Thirdly, foreign exchange (forex) headwinds persist with the Malaysian Ringgit having appreciated by 5 percent year to date against US dollar.

“While early reads suggest that the second quarter earnings season (July-Aug) may demonstrate relative resilience, the outlook for third quarter-fourth quarter remains opaque with heightened risks,” said the research house.

Against this backdrop, it sees limited scope for a positive inflection in the near term; sentiment is likely to remain subdued until earnings expectations are reset and the outcome of US tariff policy becomes clearer.

Hong Leong also believes it’s still too early to call for sustained recovery (especially for the auto/industrial segments), despite improving commentary from the supply chain.

It noted major analog IC suppliers like Infineon, STMicroelectronics, and Microchip have recently talked about the bottoming of these segments after having gone through a prolonged downcycle that started in late 2022.

These developments have fueled expectations that the analog IC supply chain may be past the trough, with the upcoming second quarter earnings season likely to be upbeat.

“However, we think the sustainability of this recovery remains unclear.

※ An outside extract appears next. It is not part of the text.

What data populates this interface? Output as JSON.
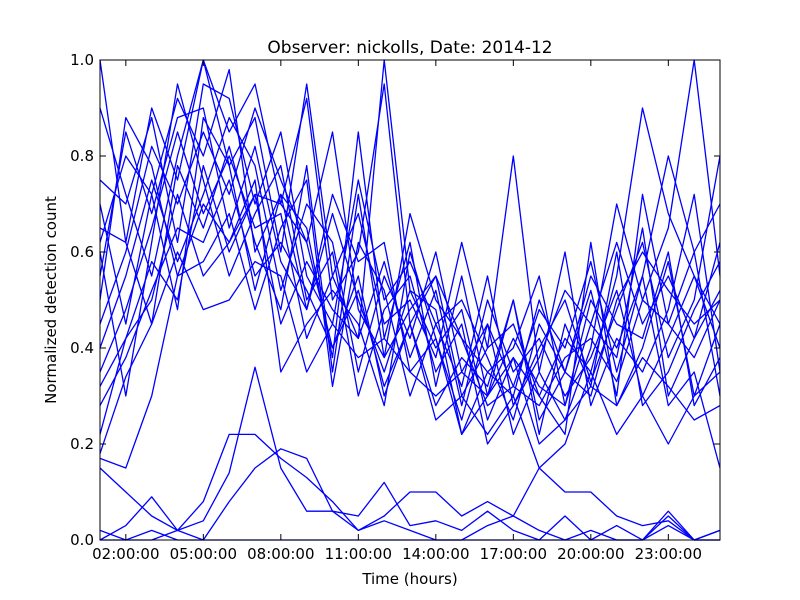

Notably, part of the first half strength could have been driven by front-loading of orders in anticipation of US tariff risks,

“If so, the risk of a double whammy in the second half (weaker end-demand coupled with elevated channel inventory) should not be ruled out, especially if macroeconomic conditions deteriorate and supply chains are disrupted due to tariffs,” it added.

Within the electronics manufacturing services (EMS) space, it expects the sector’s earnings prospects to differ between consumer-focused and industrial-focused EMS players in the second half.

It opined that consumer EMS names continue to face challenges from fragile end-demand and muted discretionary spending amid ongoing macroeconomic uncertainties.

“Although management guidance during the recent earnings season pointed to a stronger second half (driven by new product contributions from existing customers), we see potential downside risks to these expectations, particularly as the effects of reciprocal tariffs begin to filter through,” said the research house.

In contrast, it highlighted that industrial EMS players are likely to deliver more resilient performance, supported by their exposure to non-discretionary end-markets such as mission-critical communication systems, crypto mining equipment, switches, and server-related components.

“Although the supply relocation theme is likely to take a backseat for now, we remain optimistic that Malaysia can eventually secure a reduced reciprocal tariff ahead of the August 1 deadline (current rate at 25 percent),” it noted.

Kenanga Research also said in a recent report that near-term technology sector outlook for Malaysia remains cautious, with most potential clients of its covered companies are delaying relocation decisions pending policy clarity.

“In the interim, the prevailing policy uncertainty continues to weigh on sector sentiment, with clients adopting a cautious ‘wait-and-see’ stance before committing to production reallocation,” said the research house.

While the World Semiconductor Trade Statistics (WSTS) projects continued growth in global semiconductor sales for 2025, TA Securities also remain cautious about Malaysia’s technology sector outlook due to prevailing uncertainties surrounding the U.S. trade policy.

According to TA, U.S. policies are the most critical factor to monitor in the second half, given the country’s dominant position in the semiconductor sector.

With U.S.-based companies accounting for approximately half of the global semiconductor market share, it opined that any policy shifts are likely to have far-reaching implications worldwide.

“We believe the policy risk will likely persist in the coming months, potentially leading to delays in orders and capital expenditure plans as corporates adopt a more conservative approach in response to the lack of policy visibility,” it noted.